In chapter two, Gilbertson examines the relationship between scripture and systematic theology. He draws attention to Krister Stendahl’s two-stage model which begins with the descriptive task of biblical theology followed by the practice of a normative systematic theology in order to prevent theological commitments from damaging the interpretation of the text. Gilbertson questions, however, whether ‘descriptive’ and ‘normative’ are really antithetical and whether the differentiation between what the text ‘meant’ and what it ‘means’ is really straightforward. Instead, Gilbertson prefers Nicholas Lash’s dialectic model of a more dynamic interface between exegesis and theology. On the role of scripture in theology, he accepts Alister McGrath’s defence of the cognitive-propositionalist approach which maintains an external referent in the story of Jesus.
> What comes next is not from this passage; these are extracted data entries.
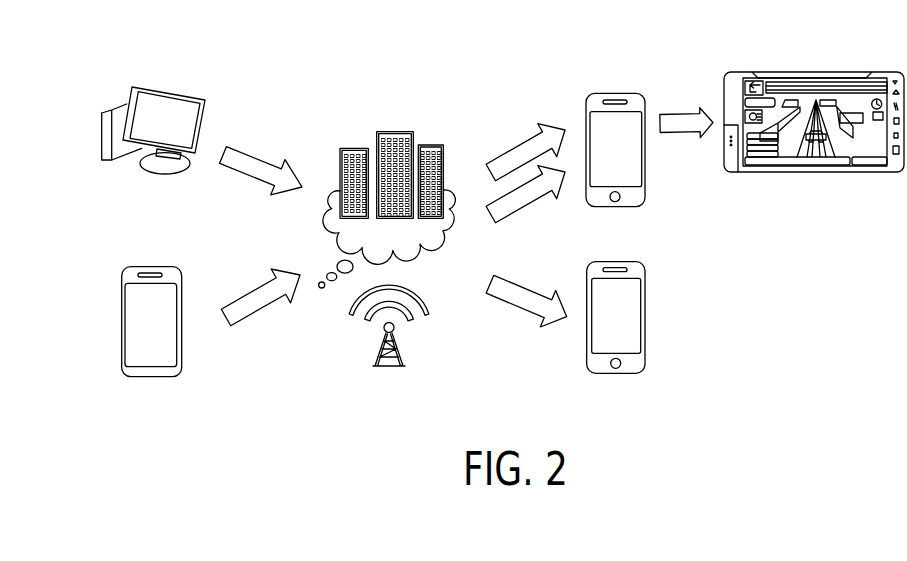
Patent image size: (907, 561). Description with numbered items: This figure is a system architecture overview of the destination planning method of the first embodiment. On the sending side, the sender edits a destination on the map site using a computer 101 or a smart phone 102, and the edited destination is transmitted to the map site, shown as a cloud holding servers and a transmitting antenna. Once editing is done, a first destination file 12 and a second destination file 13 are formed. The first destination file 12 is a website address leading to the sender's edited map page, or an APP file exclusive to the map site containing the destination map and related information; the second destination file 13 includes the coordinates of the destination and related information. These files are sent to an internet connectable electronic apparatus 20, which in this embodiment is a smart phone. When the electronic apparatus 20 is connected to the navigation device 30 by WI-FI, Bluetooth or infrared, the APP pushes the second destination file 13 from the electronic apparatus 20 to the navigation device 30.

The computer 101 is at (170, 108).
The smart phone 102 is at (163, 295).
The first destination file 12 is at (522, 153).
The second destination file 13 is at (518, 197).
The electronic apparatus 20 is at (598, 105).
The navigation device 30 is at (812, 77).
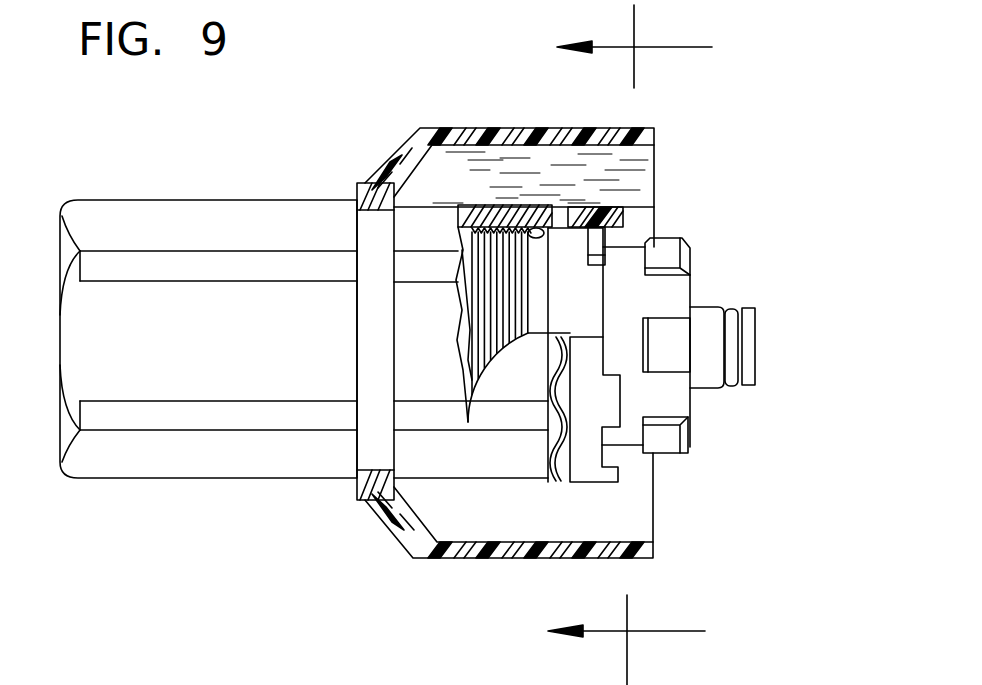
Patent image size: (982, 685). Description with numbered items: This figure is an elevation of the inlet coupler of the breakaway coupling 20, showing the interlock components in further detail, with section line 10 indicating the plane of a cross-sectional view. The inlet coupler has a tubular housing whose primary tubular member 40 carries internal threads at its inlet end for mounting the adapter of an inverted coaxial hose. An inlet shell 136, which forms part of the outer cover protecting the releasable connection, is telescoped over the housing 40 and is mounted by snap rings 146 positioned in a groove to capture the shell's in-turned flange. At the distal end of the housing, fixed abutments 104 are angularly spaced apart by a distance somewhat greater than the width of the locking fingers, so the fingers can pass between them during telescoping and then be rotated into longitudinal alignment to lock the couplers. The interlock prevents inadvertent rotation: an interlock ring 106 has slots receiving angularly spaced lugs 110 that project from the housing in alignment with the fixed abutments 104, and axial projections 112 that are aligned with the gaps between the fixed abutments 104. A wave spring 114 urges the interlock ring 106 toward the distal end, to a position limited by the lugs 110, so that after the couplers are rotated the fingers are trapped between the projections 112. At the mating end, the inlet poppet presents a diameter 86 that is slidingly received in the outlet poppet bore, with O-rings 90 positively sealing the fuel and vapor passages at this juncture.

The section line 10 is at (630, 345).
The breakaway coupling 20 is at (274, 158).
The primary tubular member 40 is at (211, 200).
The snap ring 146 is at (367, 182).
The inlet shell 136 is at (488, 128).
The lugs 110 is at (598, 236).
The interlock ring 106 is at (597, 483).
The axial projections 112 is at (620, 208).
The fixed abutments 104 is at (668, 248).
The O-rings 90 is at (730, 306).
The diameter 86 is at (758, 327).
The wave spring 114 is at (550, 443).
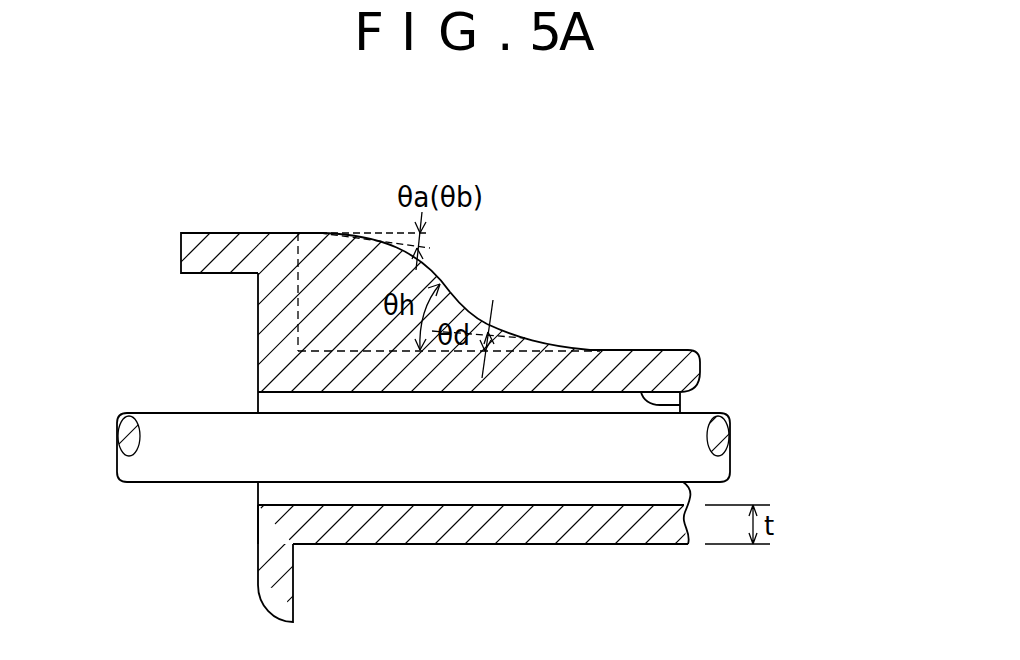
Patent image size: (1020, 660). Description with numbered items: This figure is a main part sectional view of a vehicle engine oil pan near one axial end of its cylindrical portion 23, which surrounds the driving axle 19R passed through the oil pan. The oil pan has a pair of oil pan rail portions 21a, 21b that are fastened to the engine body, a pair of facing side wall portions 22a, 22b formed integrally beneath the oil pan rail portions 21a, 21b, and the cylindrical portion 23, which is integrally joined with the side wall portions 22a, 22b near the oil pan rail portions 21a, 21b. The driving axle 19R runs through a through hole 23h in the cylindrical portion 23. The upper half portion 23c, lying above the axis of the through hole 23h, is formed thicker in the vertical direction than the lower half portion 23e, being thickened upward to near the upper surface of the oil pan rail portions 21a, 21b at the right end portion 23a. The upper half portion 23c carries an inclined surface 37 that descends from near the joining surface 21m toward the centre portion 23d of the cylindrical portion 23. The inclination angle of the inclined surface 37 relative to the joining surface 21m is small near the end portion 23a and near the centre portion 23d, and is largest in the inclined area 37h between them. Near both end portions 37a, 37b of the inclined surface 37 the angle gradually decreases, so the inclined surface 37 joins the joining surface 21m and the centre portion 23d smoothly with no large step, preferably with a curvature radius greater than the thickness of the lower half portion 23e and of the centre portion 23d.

Gilbertson addresses the overall perspective of Revelation in chapter three by focusing on Revelation’s representation of history, the rhetorical situation of the text, and the genre of Revelation. He examines preterist, historicist, and salvation-historical accounts of Revelation’s representation of history and finds fault with all three. Instead, Gilbertson argues that the framework of Revelation is temporal (= not about abstract principles) yet not chronological (= not about speculative future events). He locates the text in an environment that was not necessarily in crisis but the Seer aims to reveal the true nature of the situation to his readers. Accordingly, Gilbertson rejects seeing the symbology of Revelation as functioning as a psychological mechanism designed to induce certain states. He maintains that due regard should be given to the truth claims that the text makes. Thus, however the rhetorical function of the book is construed it must remain rooted in the truth-claims that the book itself makes about reality. On genre, Revelation is an apocalypse, though lacking some features of an apocalypse (e.g. pseudonymity), and the Seer attempts to influence his audience by locating the earthly present in the context of ultimate spatial and temporal horizons.
Chapters four and five deal with the spatial and temporal dimensions of Revelation. Gilbertson argues that Revelation is concerned with ‘the expansion of spatial horizons to include a transcendent spatial reality and the expansion of temporal horizons include transcendent temporal reality’ (p. 82). He finds that the juxtaposition of 2:1–3:22 and 4:1–11 create a dissonance between the crisis situation of John’s audience and the absolute sovereignty of God. This dissonance is resolved, spatially, by the future descent of the New Jerusalem from heaven to earth, and temporally, by the everlasting sovereignty of God being manifest on the earth at the same time. Although, as he points out, this imagery can also intensify the dissonance since the spatial and temporal transitions are yet to take place.
Gilbertson then compares his findings about Revelation with the theologies of Pannenberg and Moltmann in chapter six. He focuses on the dynamics of history, proleptic revelation, eschatological consummation, and the relationship of the present to the eschatological horizon. He notes the differences between Pannenberg and Moltmann not the least of which is that Pannenberg emphasizes the unity and coherence of history with God’s self-revelation, while Moltmann emphasizes discontinuity and contradiction between the present historical reality and the coming of God. Beyond this, Gilbertson adds a caveat that the conceptual worlds of John of Patmos and twentieth century theologians such as Pannenberg and Moltmann are very different, but what they have in common is a theology whose orientation is towards the ultimate future and the impact of this ultimate future upon the present. Where Pannenberg and Moltmann appear to depart from Gilbertson’s analysis of Revelation, is that the Seer can identify God’s rule as a hidden reality, whereas for Pannenberg and Moltmann, God’s rule is of the future.
In his conclusion, Gilbertson finds Pannenberg and Moltmann’s theology as being continuous and discontinuous from his analysis of Revelation. In line with the intention of the text, Moltmann and Pannenberg both posit a vision of the ultimate power of God that will ultimately shape the future but such power is for the moment hidden and not publicly manifest. Overall, a theological reading of Revelation is both a welcomed and profitable exercise if done with historical sensitivity and theological acumen. Gilbertson does both fairly well and succeeds in bringing the disciplines of biblical and theological studies together. The only misgiving I have is that while Gilbertson rejects Stendahl’s two-stage model for biblical and systematic theology, in the end his monograph is a perfect example of it as he moves from analysis of the text of Revelation (chapters 3–5) to systematic observations (chapter 6). Apart from that, this volume is a good example of how biblical interpretation and systematic theology can and should be brought together.